The purpose of this paper was to re-visit data from a nine-week scrapbooking project, with Black and Latinx youth, in an urban after-school programme, using an affective lens. To examine the entanglement of human and non-human bodies, I (White, woman, researcher) returned to week three of the nine-week project, during which the youth and I explore health and fitness-related magazines. I explicate how affect, using feminist new materialism, drew me into three affective moments, which took place during and after the project had officially ended. In looking at these non-linear moments, I explain the ways in which the participants, materials and, perhaps, most importantly, myself became affected by a co-constitutive entanglement of human (youth, adult) and non-human (scrapbooks, images, texts) bodies.
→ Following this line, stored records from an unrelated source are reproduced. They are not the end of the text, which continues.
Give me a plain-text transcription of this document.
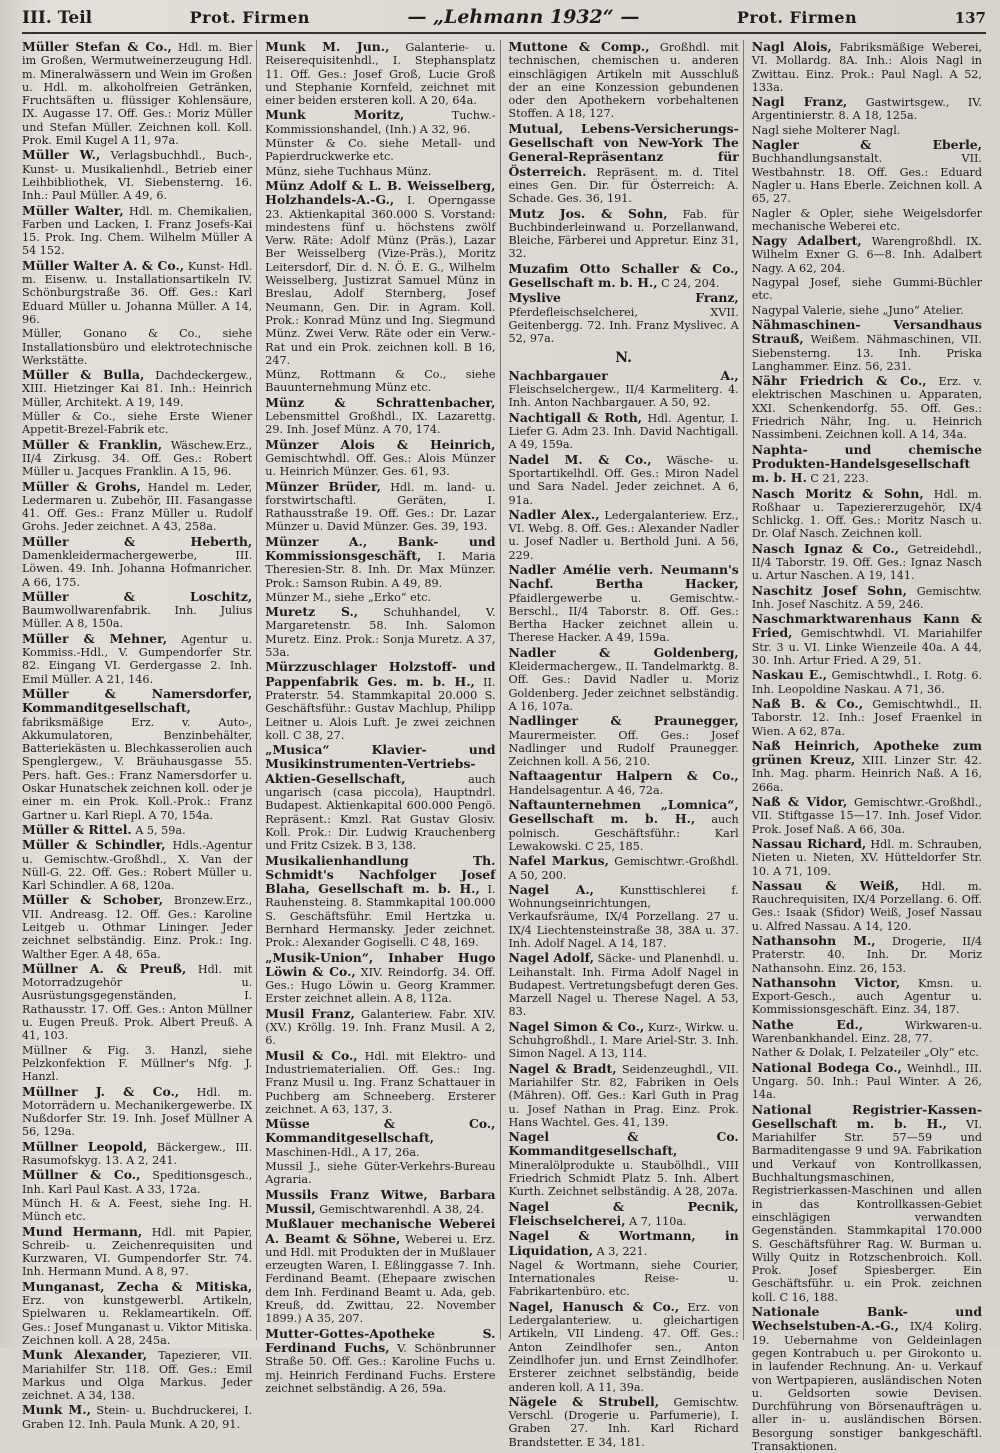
III. Teil	Prot. Firmen	— „Lehmann 1932“ —	Prot. Firmen	137
Müller Stefan & Co., Hdl. m. Bier im Großen, Wermutweinerzeugung Hdl. m. Mineralwässern und Wein im Großen u. Hdl. m. alkoholfreien Getränken, Fruchtsäften u. flüssiger Kohlensäure, IX. Augasse 17. Off. Ges.: Moriz Müller und Stefan Müller. Zeichnen koll. Koll. Prok. Emil Kugel A 11, 97a.
Müller W., Verlagsbuchhdl., Buch-, Kunst- u. Musikalienhdl., Betrieb einer Leihbibliothek, VI. Siebensterng. 16. Inh.: Paul Müller. A 49, 6.
Müller Walter, Hdl. m. Chemikalien, Farben und Lacken, I. Franz Josefs-Kai 15. Prok. Ing. Chem. Wilhelm Müller A 54 152.
Müller Walter A. & Co., Kunst- Hdl. m. Eisenw. u. Installationsartikeln IV. Schönburgstraße 36. Off. Ges.: Karl Eduard Müller u. Johanna Müller. A 14, 96.
Müller, Gonano & Co., siehe Installationsbüro und elektrotechnische Werkstätte.
Müller & Bulla, Dachdeckergew., XIII. Hietzinger Kai 81. Inh.: Heinrich Müller, Architekt. A 19, 149.
Müller & Co., siehe Erste Wiener Appetit-Brezel-Fabrik etc.
Müller & Franklin, Wäschew.Erz., II/4 Zirkusg. 34. Off. Ges.: Robert Müller u. Jacques Franklin. A 15, 96.
Müller & Grohs, Handel m. Leder, Ledermaren u. Zubehör, III. Fasangasse 41. Off. Ges.: Franz Müller u. Rudolf Grohs. Jeder zeichnet. A 43, 258a.
Müller & Heberth, Damenkleidermachergewerbe, III. Löwen. 49. Inh. Johanna Hofmanricher. A 66, 175.
Müller & Loschitz, Baumwollwarenfabrik. Inh. Julius Müller. A 8, 150a.
Müller & Mehner, Agentur u. Kommiss.-Hdl., V. Gumpendorfer Str. 82. Eingang VI. Gerdergasse 2. Inh. Emil Müller. A 21, 146.
Müller & Namersdorfer, Kommanditgesellschaft, fabriksmäßige Erz. v. Auto-, Akkumulatoren, Benzinbehälter, Batteriekästen u. Blechkasserolien auch Spenglergew., V. Bräuhausgasse 55. Pers. haft. Ges.: Franz Namersdorfer u. Oskar Hunatschek zeichnen koll. oder je einer m. ein Prok. Koll.-Prok.: Franz Gartner u. Karl Riepl. A 70, 154a.
Müller & Rittel. A 5, 59a.
Müller & Schindler, Hdls.-Agentur u. Gemischtw.-Großhdl., X. Van der Nüll-G. 22. Off. Ges.: Robert Müller u. Karl Schindler. A 68, 120a.
Müller & Schober, Bronzew.Erz., VII. Andreasg. 12. Off. Ges.: Karoline Leitgeb u. Othmar Lininger. Jeder zeichnet selbständig. Einz. Prok.: Ing. Walther Eger. A 48, 65a.
Müllner A. & Preuß, Hdl. mit Motorradzugehör u. Ausrüstungsgegenständen, I. Rathausstr. 17. Off. Ges.: Anton Müllner u. Eugen Preuß. Prok. Albert Preuß. A 41, 103.
Müllner & Fig. 3. Hanzl, siehe Pelzkonfektion F. Müllner's Nfg. J. Hanzl.
Müllner J. & Co., Hdl. m. Motorrädern u. Mechanikergewerbe. IX Nußdorfer Str. 19. Inh. Josef Müllner A 56, 129a.
Müllner Leopold, Bäckergew., III. Rasumofskyg. 13. A 2, 241.
Müllner & Co., Speditionsgesch., Inh. Karl Paul Kast. A 33, 172a.
Münch H. & A. Feest, siehe Ing. H. Münch etc.
Mund Hermann, Hdl. mit Papier, Schreib- u. Zeichenrequisiten und Kurzwaren, VI. Gumpendorfer Str. 74. Inh. Hermann Mund. A 8, 97.
Munganast, Zecha & Mitiska, Erz. von kunstgewerbl. Artikeln, Spielwaren u. Reklameartikeln. Off. Ges.: Josef Munganast u. Viktor Mitiska. Zeichnen koll. A 28, 245a.
Munk Alexander, Tapezierer, VII. Mariahilfer Str. 118. Off. Ges.: Emil Markus und Olga Markus. Jeder zeichnet. A 34, 138.
Munk M., Stein- u. Buchdruckerei, I. Graben 12. Inh. Paula Munk. A 20, 91.
Munk M. Jun., Galanterie- u. Reiserequisitenhdl., I. Stephansplatz 11. Off. Ges.: Josef Groß, Lucie Groß und Stephanie Kornfeld, zeichnet mit einer beiden ersteren koll. A 20, 64a.
Munk Moritz,	Tuchw.-Kommissionshandel, (Inh.) A 32, 96.
Münster & Co. siehe Metall- und Papierdruckwerke etc.
Münz, siehe Tuchhaus Münz.
Münz Adolf & L. B. Weisselberg, Holzhandels-A.-G., I. Operngasse 23. Aktienkapital 360.000 S. Vorstand: mindestens fünf u. höchstens zwölf Verw. Räte: Adolf Münz (Präs.), Lazar Ber Weisselberg (Vize-Präs.), Moritz Leitersdorf, Dir. d. N. Ö. E. G., Wilhelm Weisselberg, Justizrat Samuel Münz in Breslau, Adolf Sternberg, Josef Neumann, Gen. Dir. in Agram. Koll. Prok.: Konrad Münz und Ing. Siegmund Münz. Zwei Verw. Räte oder ein Verw.-Rat und ein Prok. zeichnen koll. B 16, 247.
Münz, Rottmann & Co., siehe Bauunternehmung Münz etc.
Münz & Schrattenbacher, Lebensmittel Großhdl., IX. Lazarettg. 29. Inh. Josef Münz. A 70, 174.
Münzer Alois & Heinrich, Gemischtwhdl. Off. Ges.: Alois Münzer u. Heinrich Münzer. Ges. 61, 93.
Münzer Brüder, Hdl. m. land- u. forstwirtschaftl. Geräten, I. Rathausstraße 19. Off. Ges.: Dr. Lazar Münzer u. David Münzer. Ges. 39, 193.
Münzer A., Bank- und Kommissionsgeschäft, I. Maria Theresien-Str. 8. Inh. Dr. Max Münzer. Prok.: Samson Rubin. A 49, 89.
Münzer M., siehe „Erko“ etc.
Muretz S., Schuhhandel, V. Margaretenstr. 58. Inh. Salomon Muretz. Einz. Prok.: Sonja Muretz. A 37, 53a.
Mürzzuschlager Holzstoff- und Pappenfabrik Ges. m. b. H., II. Praterstr. 54. Stammkapital 20.000 S. Geschäftsführ.: Gustav Machlup, Philipp Leitner u. Alois Luft. Je zwei zeichnen koll. C 38, 27.
„Musica“ Klavier- und Musikinstrumenten-Vertriebs-Aktien-Gesellschaft,	auch ungarisch (casa piccola), Hauptndrl. Budapest. Aktienkapital 600.000 Pengö. Repräsent.: Kmzl. Rat Gustav Glosiv. Koll. Prok.: Dir. Ludwig Krauchenberg und Fritz Csizek. B 3, 138.
Musikalienhandlung Th. Schmidt's Nachfolger Josef Blaha, Gesellschaft m. b. H., I. Rauhensteing. 8. Stammkapital 100.000 S. Geschäftsführ. Emil Hertzka u. Bernhard Hermansky. Jeder zeichnet. Prok.: Alexander Gogiselli. C 48, 169.
„Musik-Union“, Inhaber Hugo Löwin & Co., XIV. Reindorfg. 34. Off. Ges.: Hugo Löwin u. Georg Krammer. Erster zeichnet allein. A 8, 112a.
Musil Franz, Galanteriew. Fabr. XIV. (XV.) Kröllg. 19. Inh. Franz Musil. A 2, 6.
Musil & Co., Hdl. mit Elektro- und Industriematerialien. Off. Ges.: Ing. Franz Musil u. Ing. Franz Schattauer in Puchberg am Schneeberg. Ersterer zeichnet. A 63, 137, 3.
Müsse & Co., Kommanditgesellschaft, Maschinen-Hdl., A 17, 26a.
Mussil J., siehe Güter-Verkehrs-Bureau Agraria.
Mussils Franz Witwe, Barbara Mussil, Gemischtwarenhdl. A 38, 24.
Mußlauer mechanische Weberei A. Beamt & Söhne, Weberei u. Erz. und Hdl. mit Produkten der in Mußlauer erzeugten Waren, I. Eßlinggasse 7. Inh. Ferdinand Beamt. (Ehepaare zwischen dem Inh. Ferdinand Beamt u. Ada, geb. Kreuß, dd. Zwittau, 22. November 1899.) A 35, 207.
Mutter-Gottes-Apotheke S. Ferdinand Fuchs, V. Schönbrunner Straße 50. Off. Ges.: Karoline Fuchs u. mj. Heinrich Ferdinand Fuchs. Erstere zeichnet selbständig. A 26, 59a.
Muttone & Comp., Großhdl. mit technischen, chemischen u. anderen einschlägigen Artikeln mit Ausschluß der an eine Konzession gebundenen oder den Apothekern vorbehaltenen Stoffen. A 18, 127.
Mutual, Lebens-Versicherungs-Gesellschaft von New-York The General-Repräsentanz für Österreich. Repräsent. m. d. Titel eines Gen. Dir. für Österreich: A. Schade. Ges. 36, 191.
Mutz Jos. & Sohn, Fab. für Buchbinderleinwand u. Porzellanwand, Bleiche, Färberei und Appretur. Einz 31, 32.
Muzafim Otto Schaller & Co., Gesellschaft m. b. H., C 24, 204.
Myslive Franz, Pferdefleischselcherei, XVII. Geitenbergg. 72. Inh. Franz Myslivec. A 52, 97a.
N.
Nachbargauer A., Fleischselchergew., II/4 Karmeliterg. 4. Inh. Anton Nachbargauer. A 50, 92.
Nachtigall & Roth, Hdl. Agentur, I. Liefer G. Adm 23. Inh. David Nachtigall. A 49, 159a.
Nadel M. & Co., Wäsche- u. Sportartikelhdl. Off. Ges.: Miron Nadel und Sara Nadel. Jeder zeichnet. A 6, 91a.
Nadler Alex., Ledergalanteriew. Erz., VI. Webg. 8. Off. Ges.: Alexander Nadler u. Josef Nadler u. Berthold Juni. A 56, 229.
Nadler Amélie verh. Neumann's Nachf. Bertha Hacker, Pfaidlergewerbe u. Gemischtw.-Berschl., II/4 Taborstr. 8. Off. Ges.: Bertha Hacker zeichnet allein u. Therese Hacker. A 49, 159a.
Nadler & Goldenberg, Kleidermachergew., II. Tandelmarktg. 8. Off. Ges.: David Nadler u. Moriz Goldenberg. Jeder zeichnet selbständig. A 16, 107a.
Nadlinger & Praunegger, Maurermeister. Off. Ges.: Josef Nadlinger und Rudolf Praunegger. Zeichnen koll. A 56, 210.
Naftaagentur Halpern & Co., Handelsagentur. A 46, 72a.
Naftaunternehmen „Lomnica“, Gesellschaft m. b. H., auch polnisch. Geschäftsführ.: Karl Lewakowski. C 25, 185.
Nafel Markus, Gemischtwr.-Großhdl. A 50, 200.
Nagel A., Kunsttischlerei f. Wohnungseinrichtungen, Verkaufsräume, IX/4 Porzellang. 27 u. IX/4 Liechtensteinstraße 38, 38A u. 37. Inh. Adolf Nagel. A 14, 187.
Nagel Adolf, Säcke- und Planenhdl. u. Leihanstalt. Inh. Firma Adolf Nagel in Budapest. Vertretungsbefugt deren Ges. Marzell Nagel u. Therese Nagel. A 53, 83.
Nagel Simon & Co., Kurz-, Wirkw. u. Schuhgroßhdl., I. Mare Ariel-Str. 3. Inh. Simon Nagel. A 13, 114.
Nagel & Bradt, Seidenzeughdl., VII. Mariahilfer Str. 82, Fabriken in Oels (Mähren). Off. Ges.: Karl Guth in Prag u. Josef Nathan in Prag. Einz. Prok. Hans Wachtel. Ges. 41, 139.
Nagel & Co. Kommanditgesellschaft, Mineralölprodukte u. Staubölhdl., VIII Friedrich Schmidt Platz 5. Inh. Albert Kurth. Zeichnet selbständig. A 28, 207a.
Nagel & Pecnik, Fleischselcherei, A 7, 110a.
Nagel & Wortmann, in Liquidation, A 3, 221.
Nagel & Wortmann, siehe Courier, Internationales Reise- u. Fabrikartenbüro. etc.
Nagel, Hanusch & Co., Erz. von Ledergalanteriew. u. gleichartigen Artikeln, VII Lindeng. 47. Off. Ges.: Anton Zeindlhofer sen., Anton Zeindlhofer jun. und Ernst Zeindlhofer. Ersterer zeichnet selbständig, beide anderen koll. A 11, 39a.
Nägele & Strubell, Gemischtw. Verschl. (Drogerie u. Parfumerie), I. Graben 27. Inh. Karl Richard Brandstetter. E 34, 181.
Nagl Alois, Fabriksmäßige Weberei, VI. Mollardg. 8A. Inh.: Alois Nagl in Zwittau. Einz. Prok.: Paul Nagl. A 52, 133a.
Nagl Franz, Gastwirtsgew., IV. Argentinierstr. 8. A 18, 125a.
Nagl siehe Molterer Nagl.
Nagler & Eberle, Buchhandlungsanstalt. VII. Westbahnstr. 18. Off. Ges.: Eduard Nagler u. Hans Eberle. Zeichnen koll. A 65, 27.
Nagler & Opler, siehe Weigelsdorfer mechanische Weberei etc.
Nagy Adalbert, Warengroßhdl. IX. Wilhelm Exner G. 6—8. Inh. Adalbert Nagy. A 62, 204.
Nagypal Josef, siehe Gummi-Büchler etc.
Nagypal Valerie, siehe „Juno“ Atelier.
Nähmaschinen- Versandhaus Strauß, Weißem. Nähmaschinen, VII. Siebensterng. 13. Inh. Priska Langhammer. Einz. 56, 231.
Nähr Friedrich & Co., Erz. v. elektrischen Maschinen u. Apparaten, XXI. Schenkendorfg. 55. Off. Ges.: Friedrich Nähr, Ing. u. Heinrich Nassimbeni. Zeichnen koll. A 14, 34a.
Naphta- und chemische Produkten-Handelsgesellschaft m. b. H. C 21, 223.
Nasch Moritz & Sohn, Hdl. m. Roßhaar u. Tapeziererzugehör, IX/4 Schlickg. 1. Off. Ges.: Moritz Nasch u. Dr. Olaf Nasch. Zeichnen koll.
Nasch Ignaz & Co., Getreidehdl., II/4 Taborstr. 19. Off. Ges.: Ignaz Nasch u. Artur Naschen. A 19, 141.
Naschitz Josef Sohn, Gemischtw. Inh. Josef Naschitz. A 59, 246.
Naschmarktwarenhaus Kann & Fried, Gemischtwhdl. VI. Mariahilfer Str. 3 u. VI. Linke Wienzeile 40a. A 44, 30. Inh. Artur Fried. A 29, 51.
Naskau E., Gemischtwhdl., I. Rotg. 6. Inh. Leopoldine Naskau. A 71, 36.
Naß B. & Co., Gemischtwhdl., II. Taborstr. 12. Inh.: Josef Fraenkel in Wien. A 62, 87a.
Naß Heinrich, Apotheke zum grünen Kreuz, XIII. Linzer Str. 42. Inh. Mag. pharm. Heinrich Naß. A 16, 266a.
Naß & Vidor, Gemischtwr.-Großhdl., VII. Stiftgasse 15—17. Inh. Josef Vidor. Prok. Josef Naß. A 66, 30a.
Nassau Richard, Hdl. m. Schrauben, Nieten u. Nieten, XV. Hütteldorfer Str. 10. A 71, 109.
Nassau & Weiß, Hdl. m. Rauchrequisiten, IX/4 Porzellang. 6. Off. Ges.: Isaak (Sfidor) Weiß, Josef Nassau u. Alfred Nassau. A 14, 120.
Nathansohn M., Drogerie, II/4 Praterstr. 40. Inh. Dr. Moriz Nathansohn. Einz. 26, 153.
Nathansohn Victor, Kmsn. u. Export-Gesch., auch Agentur u. Kommissionsgeschäft. Einz. 34, 187.
Nathe Ed.,	Wirkwaren-u. Warenbankhandel. Einz. 28, 77.
Nather & Dolak, I. Pelzateiler „Oly“ etc.
National Bodega Co., Weinhdl., III. Ungarg. 50. Inh.: Paul Winter. A 26, 14a.
National Registrier-Kassen-Gesellschaft m. b. H., VI. Mariahilfer Str. 57—59 und Barmaditengasse 9 und 9A. Fabrikation und Verkauf von Kontrollkassen, Buchhaltungsmaschinen, Registrierkassen-Maschinen und allen in das Kontrollkassen-Gebiet einschlägigen verwandten Gegenständen. Stammkapital 170.000 S. Geschäftsführer Rag. W. Burman u. Willy Quitz in Rotzschenbroich. Koll. Prok. Josef Spiesberger. Ein Geschäftsführ. u. ein Prok. zeichnen koll. C 16, 188.
Nationale Bank- und Wechselstuben-A.-G., IX/4 Kolirg. 19. Uebernahme von Geldeinlagen gegen Kontrabuch u. per Girokonto u. in laufender Rechnung. An- u. Verkauf von Wertpapieren, ausländischen Noten u. Geldsorten sowie Devisen. Durchführung von Börsenaufträgen u. aller in- u. ausländischen Börsen. Besorgung sonstiger bankgeschäftl. Transaktionen.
These moments generated affects that were uncomfortable, disruptive, and productive. I end the paper by urging researchers, educators, and practitioners to continue to engage in critical scholarship with youth, particularly in the United States. While this is a modest beginning, it is also a point to pause in discomfort and disruption which can, in turn, produce possibilities for youth and adults to destabilise traditional hierarchies in research and practice and learn from each other.

Acknowledgements

I would like to thank the two anonymous reviewers for their time, feedback, and insightful comments. I also want to thank Dillon Landi for sometimes helping me make sense of my own thoughts and the young participants who continued to shift these thoughts.

Disclosure statement

No potential conflict of interest was reported by the author.

Notes

1. PhEmaterialism is a combination of post-humanism, feminisms and new materialisms. It started as an international working group of educators, researchers, students, artists and activists who seek to use these theories and methods to work with/through generative, creative approaches to research and practice.

Additional information

Notes on contributors

Carrie Safron

Carrie Safron recently finished her doctoral degree in Movement Sciences at Teachers College, Columbia University. As a (former) personal trainer with a background in nutrition and applied exercise physiology, she discovered a passion for qualitative research. Her research focuses on creative methods that provide young people with the chance to explore health, fitness, and physical activity in ways that they might not otherwise have been able to do. Mostly, she likes to work with young people because she learns so much from them and their interests give her a reason to binge on Netflix shows.